Football: Ferguson savours Roses battle

HIGH NOON at Old Trafford today, when an uncommonly high number of Englishmen on the pitch and, doubtless, a few mad dogs on and off it will go out in the midday sun, should provide an early indication of whether Leeds United are capable of graduating from their unlikely status as a side who make opposing supporters purr to one with realistic championship prospects.

The Manchester United manager Alex Ferguson has described Leeds as "the emerging team", his use of the definite article suggesting he believes they could be the genuine article. In which case, this traditionally thorny Roses battle may prove the first six-pointer in the Premiership title race.

Premature as such labels may seem, the game is of critical importance to both managers. For Sir Alex it represents the first opportunity since the Treble to measure his players' hunger against strong opposition in a competitive context.

Similarly, the home of Matt Busby's original "Babes" is the ideal setting for David O'Leary to gauge the progress of his "Babies", and the extent to which Michael Duberry, Danny Mills, Michael Bridges and now Darren Huckerby are likely to accelerate it. It may be early doors, as Ferguson's predecessor would say, but Leeds look better equipped to attack United on their own patch than at any time since Don Revie's day.

O'Leary might have more circumspect ideas - you can take the man out of Arsenal, but you can't etc - though it would run counter to his entire approach since succeeding George Graham if he set out merely to spoil.

That said, this fixture tends to be as attritional as they come. Leeds must earn the right to play by countering the power of Roy Keane and matching the prodigious work-rate of all around him. When they last won at Old Trafford, with Brian Flynn's goal in 1981, several of the present squad really were little more than babies.

One thing is for certain. The assistance which Leeds' defeat of Arsenal in May rendered to United's cause will do nothing to enhance their reception, especially if their followers persist with those shaming taunts about the Munich disaster.

Even with only a week gone, the League table shows five of last season's top six among the half-dozen pacesetters. Arsenal sit where they finished in the spring, just behind the leaders, and will dislodge Aston Villa from their perch (at least until Villa face West Ham on Monday) if their first visit to Sunderland's Stadium of Light delivers maximum points today.

The First Division champions are reinforced by a colony of discharged Gunners, Steve Bould and Stefan Schwarz having joined Niall Quinn on Wearside. The Swede's ball-holding ability will be vital if they are not to be outclassed by a side in which, ominously for Bould and co, Dennis Bergkamp has shown more appetite for the fray in the first two matches than he did over the first two months after a sapping World Cup.

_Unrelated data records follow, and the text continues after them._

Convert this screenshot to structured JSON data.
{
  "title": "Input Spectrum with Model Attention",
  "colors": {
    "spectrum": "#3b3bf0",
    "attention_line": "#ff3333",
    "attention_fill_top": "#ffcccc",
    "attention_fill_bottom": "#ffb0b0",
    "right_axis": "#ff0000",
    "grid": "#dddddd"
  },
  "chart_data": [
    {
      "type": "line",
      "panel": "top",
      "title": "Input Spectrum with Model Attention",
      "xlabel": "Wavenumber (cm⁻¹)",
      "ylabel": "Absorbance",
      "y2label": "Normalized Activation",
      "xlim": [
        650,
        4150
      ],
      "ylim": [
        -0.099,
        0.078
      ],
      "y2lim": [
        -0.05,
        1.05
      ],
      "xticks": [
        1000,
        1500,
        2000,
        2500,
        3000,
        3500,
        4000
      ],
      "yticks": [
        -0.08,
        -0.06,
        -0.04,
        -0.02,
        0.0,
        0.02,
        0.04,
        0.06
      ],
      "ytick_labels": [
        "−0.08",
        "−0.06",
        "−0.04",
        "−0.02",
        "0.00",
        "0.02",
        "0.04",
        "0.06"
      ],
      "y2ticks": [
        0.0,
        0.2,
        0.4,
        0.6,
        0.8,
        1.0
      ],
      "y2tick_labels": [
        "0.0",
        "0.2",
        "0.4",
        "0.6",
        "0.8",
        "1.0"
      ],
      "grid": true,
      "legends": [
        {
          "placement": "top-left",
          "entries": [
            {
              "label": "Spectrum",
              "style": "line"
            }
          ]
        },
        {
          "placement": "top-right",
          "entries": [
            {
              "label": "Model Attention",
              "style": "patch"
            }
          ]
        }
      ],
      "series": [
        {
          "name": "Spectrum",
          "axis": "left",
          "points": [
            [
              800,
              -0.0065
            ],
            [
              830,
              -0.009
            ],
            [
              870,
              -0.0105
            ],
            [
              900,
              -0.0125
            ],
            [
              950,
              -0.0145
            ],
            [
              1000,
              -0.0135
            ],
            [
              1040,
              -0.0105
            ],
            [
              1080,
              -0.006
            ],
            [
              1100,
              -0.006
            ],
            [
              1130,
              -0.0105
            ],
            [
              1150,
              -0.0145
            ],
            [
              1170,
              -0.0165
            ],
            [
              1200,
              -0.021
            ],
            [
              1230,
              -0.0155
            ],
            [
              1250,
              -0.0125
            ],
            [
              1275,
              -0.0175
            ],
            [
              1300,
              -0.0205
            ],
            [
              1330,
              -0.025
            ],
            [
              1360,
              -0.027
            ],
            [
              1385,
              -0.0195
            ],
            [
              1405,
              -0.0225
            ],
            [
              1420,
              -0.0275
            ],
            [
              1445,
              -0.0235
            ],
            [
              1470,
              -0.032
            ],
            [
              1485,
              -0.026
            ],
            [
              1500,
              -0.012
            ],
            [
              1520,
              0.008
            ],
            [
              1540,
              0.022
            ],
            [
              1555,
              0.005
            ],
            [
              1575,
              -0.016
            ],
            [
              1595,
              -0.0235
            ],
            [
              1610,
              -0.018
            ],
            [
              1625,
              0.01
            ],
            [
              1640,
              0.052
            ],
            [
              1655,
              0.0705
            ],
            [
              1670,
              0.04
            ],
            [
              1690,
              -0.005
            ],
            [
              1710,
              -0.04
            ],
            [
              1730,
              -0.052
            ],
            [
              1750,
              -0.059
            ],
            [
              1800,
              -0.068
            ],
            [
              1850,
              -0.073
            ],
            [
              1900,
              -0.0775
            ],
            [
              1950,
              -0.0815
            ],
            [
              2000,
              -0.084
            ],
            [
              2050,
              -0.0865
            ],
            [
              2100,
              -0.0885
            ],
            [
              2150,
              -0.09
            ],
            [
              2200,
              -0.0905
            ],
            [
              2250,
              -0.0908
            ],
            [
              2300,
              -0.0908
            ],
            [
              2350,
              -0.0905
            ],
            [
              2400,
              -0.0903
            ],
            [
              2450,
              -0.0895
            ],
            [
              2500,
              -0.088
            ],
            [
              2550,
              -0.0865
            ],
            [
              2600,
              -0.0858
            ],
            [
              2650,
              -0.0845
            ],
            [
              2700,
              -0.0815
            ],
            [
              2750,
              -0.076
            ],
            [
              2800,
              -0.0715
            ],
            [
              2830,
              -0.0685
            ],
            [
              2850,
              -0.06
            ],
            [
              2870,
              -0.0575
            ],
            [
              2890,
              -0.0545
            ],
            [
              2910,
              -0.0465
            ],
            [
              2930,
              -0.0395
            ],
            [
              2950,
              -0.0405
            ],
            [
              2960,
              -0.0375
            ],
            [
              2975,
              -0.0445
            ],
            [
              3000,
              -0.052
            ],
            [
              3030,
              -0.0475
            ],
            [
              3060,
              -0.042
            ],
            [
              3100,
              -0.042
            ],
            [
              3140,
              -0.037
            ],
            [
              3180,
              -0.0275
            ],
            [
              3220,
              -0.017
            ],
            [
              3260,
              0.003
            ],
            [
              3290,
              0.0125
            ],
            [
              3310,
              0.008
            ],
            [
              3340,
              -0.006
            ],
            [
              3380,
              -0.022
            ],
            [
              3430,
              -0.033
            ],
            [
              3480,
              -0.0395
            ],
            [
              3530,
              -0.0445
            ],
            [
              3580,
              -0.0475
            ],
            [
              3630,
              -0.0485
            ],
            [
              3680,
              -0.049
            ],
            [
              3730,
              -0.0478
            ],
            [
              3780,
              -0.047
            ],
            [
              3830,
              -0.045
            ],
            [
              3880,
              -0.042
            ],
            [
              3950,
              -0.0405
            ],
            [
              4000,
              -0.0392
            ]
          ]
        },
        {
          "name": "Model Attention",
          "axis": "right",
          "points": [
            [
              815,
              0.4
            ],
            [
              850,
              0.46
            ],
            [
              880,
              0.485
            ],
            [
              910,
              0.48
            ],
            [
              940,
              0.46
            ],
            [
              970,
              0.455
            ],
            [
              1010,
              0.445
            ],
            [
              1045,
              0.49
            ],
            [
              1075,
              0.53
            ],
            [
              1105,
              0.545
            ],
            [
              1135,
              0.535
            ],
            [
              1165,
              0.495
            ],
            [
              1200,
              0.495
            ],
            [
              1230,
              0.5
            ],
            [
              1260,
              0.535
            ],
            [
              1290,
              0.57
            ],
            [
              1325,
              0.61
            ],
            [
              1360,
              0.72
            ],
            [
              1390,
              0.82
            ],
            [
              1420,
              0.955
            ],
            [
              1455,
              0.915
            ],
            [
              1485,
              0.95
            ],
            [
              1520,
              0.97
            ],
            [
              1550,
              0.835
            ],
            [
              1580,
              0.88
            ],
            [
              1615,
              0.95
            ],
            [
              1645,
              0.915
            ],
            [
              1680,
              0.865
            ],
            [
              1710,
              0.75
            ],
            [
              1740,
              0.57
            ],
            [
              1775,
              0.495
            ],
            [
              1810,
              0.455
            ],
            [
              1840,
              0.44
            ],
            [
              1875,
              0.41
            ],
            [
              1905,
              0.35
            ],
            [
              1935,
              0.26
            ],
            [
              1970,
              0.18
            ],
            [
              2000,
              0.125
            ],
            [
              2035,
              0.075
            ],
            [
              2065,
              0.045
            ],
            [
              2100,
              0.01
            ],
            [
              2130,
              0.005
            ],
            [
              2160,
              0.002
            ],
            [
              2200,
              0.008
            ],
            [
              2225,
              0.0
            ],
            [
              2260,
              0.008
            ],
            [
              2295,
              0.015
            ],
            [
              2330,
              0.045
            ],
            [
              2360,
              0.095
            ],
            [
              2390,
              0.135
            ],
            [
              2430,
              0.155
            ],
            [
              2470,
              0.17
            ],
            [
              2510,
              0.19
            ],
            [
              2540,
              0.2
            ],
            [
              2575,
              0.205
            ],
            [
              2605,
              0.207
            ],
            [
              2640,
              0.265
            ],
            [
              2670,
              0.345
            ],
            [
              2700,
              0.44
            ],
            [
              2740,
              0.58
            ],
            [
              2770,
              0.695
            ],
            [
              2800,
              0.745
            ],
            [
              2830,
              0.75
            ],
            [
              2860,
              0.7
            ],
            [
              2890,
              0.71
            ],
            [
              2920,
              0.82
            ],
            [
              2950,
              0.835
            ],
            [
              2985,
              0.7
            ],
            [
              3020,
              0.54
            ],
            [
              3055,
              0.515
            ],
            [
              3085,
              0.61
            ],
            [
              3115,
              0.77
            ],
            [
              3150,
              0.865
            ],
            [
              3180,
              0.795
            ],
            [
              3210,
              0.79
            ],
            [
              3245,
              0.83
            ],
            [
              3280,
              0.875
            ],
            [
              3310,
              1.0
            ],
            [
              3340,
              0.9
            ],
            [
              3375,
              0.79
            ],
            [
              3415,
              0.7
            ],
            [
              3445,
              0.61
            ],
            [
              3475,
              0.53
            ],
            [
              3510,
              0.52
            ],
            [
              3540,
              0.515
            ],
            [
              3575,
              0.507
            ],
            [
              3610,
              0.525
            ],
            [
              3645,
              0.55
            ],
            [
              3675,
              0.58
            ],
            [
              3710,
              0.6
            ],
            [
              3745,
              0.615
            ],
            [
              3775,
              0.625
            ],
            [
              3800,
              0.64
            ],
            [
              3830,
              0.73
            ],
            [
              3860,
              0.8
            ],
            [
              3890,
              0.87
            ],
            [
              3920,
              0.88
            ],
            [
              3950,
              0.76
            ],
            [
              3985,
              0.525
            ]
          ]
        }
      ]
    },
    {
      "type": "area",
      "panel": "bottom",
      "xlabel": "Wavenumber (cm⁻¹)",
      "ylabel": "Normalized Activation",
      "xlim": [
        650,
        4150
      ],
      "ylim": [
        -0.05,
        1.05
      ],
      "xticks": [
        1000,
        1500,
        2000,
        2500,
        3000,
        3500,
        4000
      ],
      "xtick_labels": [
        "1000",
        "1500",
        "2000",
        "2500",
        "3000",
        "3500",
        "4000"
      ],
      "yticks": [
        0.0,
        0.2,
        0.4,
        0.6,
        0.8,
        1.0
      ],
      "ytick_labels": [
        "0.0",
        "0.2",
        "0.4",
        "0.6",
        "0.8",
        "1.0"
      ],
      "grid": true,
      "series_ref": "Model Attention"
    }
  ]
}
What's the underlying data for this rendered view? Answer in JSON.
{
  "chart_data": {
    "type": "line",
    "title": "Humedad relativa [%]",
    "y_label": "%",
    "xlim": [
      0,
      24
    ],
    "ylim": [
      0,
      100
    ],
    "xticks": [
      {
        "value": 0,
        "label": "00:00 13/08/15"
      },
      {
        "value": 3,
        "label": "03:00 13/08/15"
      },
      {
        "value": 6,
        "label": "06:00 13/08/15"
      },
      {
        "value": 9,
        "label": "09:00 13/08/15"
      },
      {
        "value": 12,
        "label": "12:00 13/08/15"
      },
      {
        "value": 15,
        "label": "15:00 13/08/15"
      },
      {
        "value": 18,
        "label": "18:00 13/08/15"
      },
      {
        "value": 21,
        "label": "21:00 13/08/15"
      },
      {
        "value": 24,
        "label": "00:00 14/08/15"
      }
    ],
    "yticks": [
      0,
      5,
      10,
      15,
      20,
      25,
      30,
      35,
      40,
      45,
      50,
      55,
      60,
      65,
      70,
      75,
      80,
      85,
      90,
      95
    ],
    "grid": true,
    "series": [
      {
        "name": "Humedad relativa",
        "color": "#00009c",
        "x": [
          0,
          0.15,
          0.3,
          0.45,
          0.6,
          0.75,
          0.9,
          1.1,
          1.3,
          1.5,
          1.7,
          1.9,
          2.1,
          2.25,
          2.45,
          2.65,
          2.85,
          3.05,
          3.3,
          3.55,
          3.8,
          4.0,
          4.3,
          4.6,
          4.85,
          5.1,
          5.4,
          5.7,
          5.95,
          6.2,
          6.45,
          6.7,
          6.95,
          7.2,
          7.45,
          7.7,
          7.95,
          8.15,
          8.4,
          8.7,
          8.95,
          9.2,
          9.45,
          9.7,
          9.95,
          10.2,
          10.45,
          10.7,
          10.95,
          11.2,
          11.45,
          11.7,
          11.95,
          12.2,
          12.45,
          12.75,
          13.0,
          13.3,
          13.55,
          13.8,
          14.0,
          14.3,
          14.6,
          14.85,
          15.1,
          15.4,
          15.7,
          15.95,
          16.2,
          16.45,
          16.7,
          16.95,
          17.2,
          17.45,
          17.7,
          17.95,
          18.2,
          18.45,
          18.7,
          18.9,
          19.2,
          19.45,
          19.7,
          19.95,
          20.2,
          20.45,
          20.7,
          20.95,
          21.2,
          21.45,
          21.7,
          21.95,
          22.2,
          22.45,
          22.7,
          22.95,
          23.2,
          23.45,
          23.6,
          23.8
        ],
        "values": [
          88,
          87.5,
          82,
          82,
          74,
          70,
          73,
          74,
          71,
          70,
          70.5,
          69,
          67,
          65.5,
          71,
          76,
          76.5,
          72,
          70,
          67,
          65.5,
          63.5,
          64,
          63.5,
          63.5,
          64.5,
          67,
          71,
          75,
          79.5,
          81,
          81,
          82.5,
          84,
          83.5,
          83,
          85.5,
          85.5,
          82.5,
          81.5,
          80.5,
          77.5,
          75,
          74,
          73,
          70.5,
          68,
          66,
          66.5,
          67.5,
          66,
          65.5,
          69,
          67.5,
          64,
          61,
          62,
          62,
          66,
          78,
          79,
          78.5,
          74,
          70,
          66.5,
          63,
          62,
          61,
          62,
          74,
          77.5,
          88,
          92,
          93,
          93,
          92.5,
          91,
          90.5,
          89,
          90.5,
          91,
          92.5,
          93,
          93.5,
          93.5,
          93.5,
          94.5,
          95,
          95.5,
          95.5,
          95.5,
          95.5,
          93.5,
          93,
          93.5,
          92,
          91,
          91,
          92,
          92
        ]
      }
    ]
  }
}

Chelsea have certainly hit the ground running, with Didier Deschamps' refusal to waste possession suggesting that he may prove the summer's outstanding import. However, Leicester at Filbert Street threatens a far more searching test of their credentials than the home wins over Sunderland and Skonto Riga.

Martin O'Neill's workaholic team would have drawn at Highbury but for Frank Sinclair's folly, and Deschamps will need all his skill in tight situations to escape the waspish attentions of Neil Lennon and Muzzy Izzet.

The first League meeting in 11 years of Liverpool and Watford - champions and runners-up respectively in 1983 - finds the promoted Hertfordshire outfit seeking their first-ever point at Anfield and their first this season. The contrast between the clubs is starker than ever, Gerard Houllier investing pounds 25m on foreign talent during the summer compared with Graham Taylor's clutch of Bosman free transfers.

Yet recent years have found Liverpool's team spirit wanting in the face of resolute, unpretentious visitors; one recalls Barnsley winning there and Charlton drawing 3-3 last autumn. With his midfield anchor, the German international Dietmar Hamann, indisposed, it will be instructive to observe whether Houllier's new, polyglot band maintain their unity if Watford can defend in a more disciplined fashion than they have so far.

For the other Premiership newcomers, Bradford City, top-flight fixtures at Valley Parade (I hereby refuse to call it the Bradford & Bingley Stadium) have come around even less frequently than total eclipses. The last was against Arsenal in 1922, although only 12 months earlier both City and Bradford Park Avenue held places among the elite.

The wool city finally emerges from the footballing shadows with the visit of Sheffield Wednesday, a piece of scheduling which could benefit the hosts given the South Yorkshire side's supine start.

Strange to reflect that Bradford's Paul Jewell, the most inexperienced and least recognisable of the 20 Premiership managers, could be savouring a 100 per cent start tonight while Ruud Gullit finds himself the early frontrunner in the sack race.

The dreadlocked one takes his expensively rebuilt Newcastle to Southampton in search of their opening point and, one trusts, will be rather less ready to point the finger at others if it all goes hair-shaped again.